To find the probability that 5 of the 10 animals treated with the drug will die before the experiment is over, we can use the binomial probability formula. The formula for binomial probability is:
P(X = k) = (n choose k) * p^k * (1 - p)^(n - k)
Where:
- P(X = k) is the probability of exactly k successes
- n is the total number of trials
- k is the number of desired successes
- p is the probability of success in a single trial
- (n choose k) is the binomial coefficient, calculated as n! / (k! * (n - k)!)

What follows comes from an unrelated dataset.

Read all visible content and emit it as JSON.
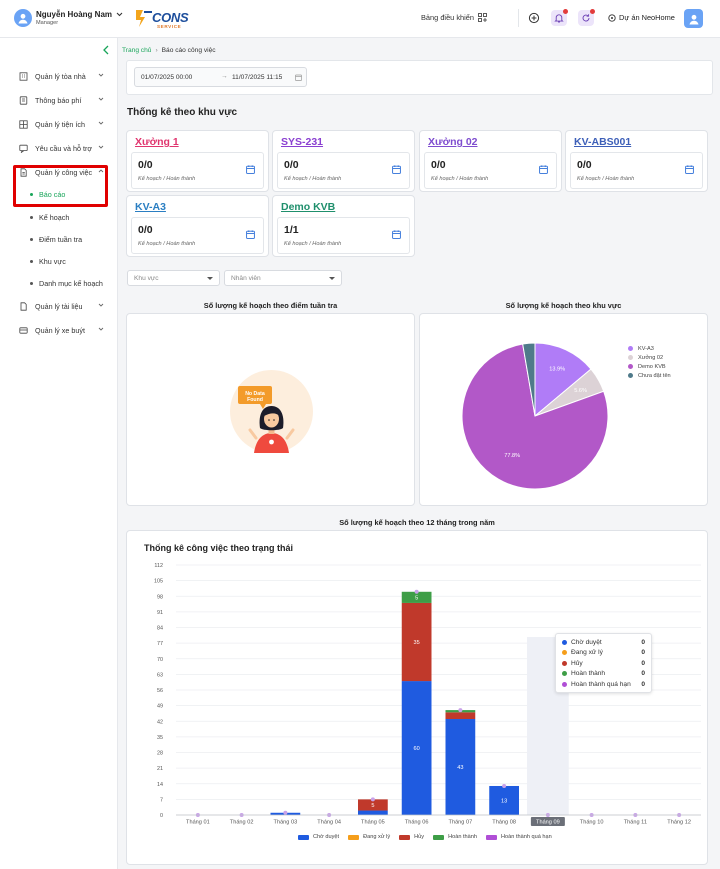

In this case, we want to find the probability that 5 animals will die (k = 5) out of a total of 10 animals (n = 10). The probability of an animal dying from the drug is given as 4 out of 20 (p = 4/20 = 0.2).
Using the formula:
P(X = 5) = (10 choose 5) * (0.2)^5 * (1 - 0.2)^(10 - 5)
Let's calculate this:
P(X = 5) = (10! / (5! * (10 - 5)!)) * (0.2)^5 * (1 - 0.2)^5
Simplifying:
P(X = 5) = (252) * (0.2)^5 * (0.8)^5
P(X = 5) ≈ 0.026
Therefore, the probability that exactly 5 animals out of the 10 treated with the drug will die before the experiment is over is approximately 0.026, or 2.6%.